= Janet Fletcher =

Australian linguist

Janet Fletcher is an Australian linguist. She completed her BA (with honours) at the University of Queensland in 1981 and then moved to the United Kingdom and received her PhD from the University of Reading in 1989.

Fletcher's research interests include phonetics theory, prosodic phonology, laboratory phonology, and articulatory and acoustic modelling of prosodic effects in various languages, particularly indigenous Australian languages and French.

Fletcher is currently professor of phonetics in the School of Languages and Linguistics, where she is a member of the Research Unit for Indigenous Language in the School of Languages and Linguistics and is a chief investigator in the University of Melbourne node of the Centre of Excellence "Dynamics of Language". She is a fellow of the Australian Academy of the Humanities.

== Selected publications ==
- (2014) Fletcher, Janet. 'Intonation and Prosody in Dalabon.' In Jun S (ed), Prosodic Typology II, pp. 252–272. Oxford: Oxford University Press.
- (2011) Tabain.

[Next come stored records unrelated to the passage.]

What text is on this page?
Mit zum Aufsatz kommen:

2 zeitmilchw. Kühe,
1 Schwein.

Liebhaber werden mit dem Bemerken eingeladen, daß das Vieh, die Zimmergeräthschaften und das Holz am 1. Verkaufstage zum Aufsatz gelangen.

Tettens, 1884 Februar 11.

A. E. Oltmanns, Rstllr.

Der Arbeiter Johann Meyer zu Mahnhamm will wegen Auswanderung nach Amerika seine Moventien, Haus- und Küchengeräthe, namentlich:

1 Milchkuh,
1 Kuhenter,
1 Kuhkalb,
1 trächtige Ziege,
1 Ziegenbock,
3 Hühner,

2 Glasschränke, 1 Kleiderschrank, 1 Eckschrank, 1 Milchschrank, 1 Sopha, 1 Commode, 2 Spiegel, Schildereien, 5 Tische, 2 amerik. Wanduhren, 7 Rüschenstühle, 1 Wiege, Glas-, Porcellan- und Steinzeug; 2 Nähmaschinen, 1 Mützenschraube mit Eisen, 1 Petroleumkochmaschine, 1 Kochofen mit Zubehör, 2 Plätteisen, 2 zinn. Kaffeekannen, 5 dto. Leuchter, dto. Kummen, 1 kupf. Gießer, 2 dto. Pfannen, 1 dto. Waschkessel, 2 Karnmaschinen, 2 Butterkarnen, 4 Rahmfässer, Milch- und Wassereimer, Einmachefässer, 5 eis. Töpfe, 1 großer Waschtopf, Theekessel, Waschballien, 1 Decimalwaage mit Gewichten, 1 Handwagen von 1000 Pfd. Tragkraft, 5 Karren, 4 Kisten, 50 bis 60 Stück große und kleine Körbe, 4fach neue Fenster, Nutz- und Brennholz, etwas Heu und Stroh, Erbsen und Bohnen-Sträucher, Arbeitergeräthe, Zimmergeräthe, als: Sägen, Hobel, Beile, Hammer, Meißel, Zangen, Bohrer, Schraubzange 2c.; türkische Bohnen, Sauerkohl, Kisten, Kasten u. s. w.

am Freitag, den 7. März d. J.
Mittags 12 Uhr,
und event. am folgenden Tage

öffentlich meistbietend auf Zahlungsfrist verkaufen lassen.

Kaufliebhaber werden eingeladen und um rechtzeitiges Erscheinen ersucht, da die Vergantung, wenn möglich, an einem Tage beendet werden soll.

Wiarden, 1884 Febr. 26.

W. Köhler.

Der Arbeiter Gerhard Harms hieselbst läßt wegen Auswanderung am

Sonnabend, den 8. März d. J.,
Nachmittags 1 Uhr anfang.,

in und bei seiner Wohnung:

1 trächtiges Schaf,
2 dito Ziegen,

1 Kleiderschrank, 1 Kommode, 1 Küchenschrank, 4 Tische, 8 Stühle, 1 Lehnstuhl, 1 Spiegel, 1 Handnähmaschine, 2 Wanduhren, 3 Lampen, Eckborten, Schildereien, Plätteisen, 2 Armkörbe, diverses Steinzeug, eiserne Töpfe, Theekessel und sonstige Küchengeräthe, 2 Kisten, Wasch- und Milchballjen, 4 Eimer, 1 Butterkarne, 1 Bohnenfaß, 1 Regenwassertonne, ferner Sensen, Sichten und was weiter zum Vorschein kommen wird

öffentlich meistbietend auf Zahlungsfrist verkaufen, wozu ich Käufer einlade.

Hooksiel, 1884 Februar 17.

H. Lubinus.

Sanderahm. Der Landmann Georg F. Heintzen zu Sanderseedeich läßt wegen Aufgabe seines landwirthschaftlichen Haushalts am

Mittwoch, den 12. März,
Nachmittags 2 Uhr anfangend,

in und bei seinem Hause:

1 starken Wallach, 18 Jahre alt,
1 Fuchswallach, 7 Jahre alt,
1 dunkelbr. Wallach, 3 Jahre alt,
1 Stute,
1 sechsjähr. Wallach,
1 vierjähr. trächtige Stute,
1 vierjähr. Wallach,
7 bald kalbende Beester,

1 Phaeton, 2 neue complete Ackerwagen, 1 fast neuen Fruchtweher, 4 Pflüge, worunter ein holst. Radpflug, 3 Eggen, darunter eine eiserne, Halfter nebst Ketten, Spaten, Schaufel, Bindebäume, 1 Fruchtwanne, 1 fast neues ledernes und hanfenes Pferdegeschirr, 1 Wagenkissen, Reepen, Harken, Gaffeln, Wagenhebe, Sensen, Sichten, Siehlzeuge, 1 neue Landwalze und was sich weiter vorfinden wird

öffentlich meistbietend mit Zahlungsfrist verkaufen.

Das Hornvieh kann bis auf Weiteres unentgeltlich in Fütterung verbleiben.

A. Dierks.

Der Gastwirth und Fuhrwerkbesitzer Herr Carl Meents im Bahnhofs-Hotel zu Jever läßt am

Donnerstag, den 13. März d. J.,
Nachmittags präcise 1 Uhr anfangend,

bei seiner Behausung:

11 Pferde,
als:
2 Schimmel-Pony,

M., J. Fletcher and A. Butcher. 'An EPG study of Palatal Consonants in two Australian languages', Language and Speech, vol. 54, issue 2, pp. 265–282.
- (2010) Fletcher, Janet. 'The Prosody of Speech: Timing and Rhythm,' in W. Hardcastle, J. Laver and F. Gibbon (eds), The Handbook of Phonetic Sciences, pp. 523–602. Wiley-Blackwell Publishing.
- (2007) Yallop, Clark and Janet Fletcher. An Introduction to Phonetics and Phonology. Blackwell Publishers.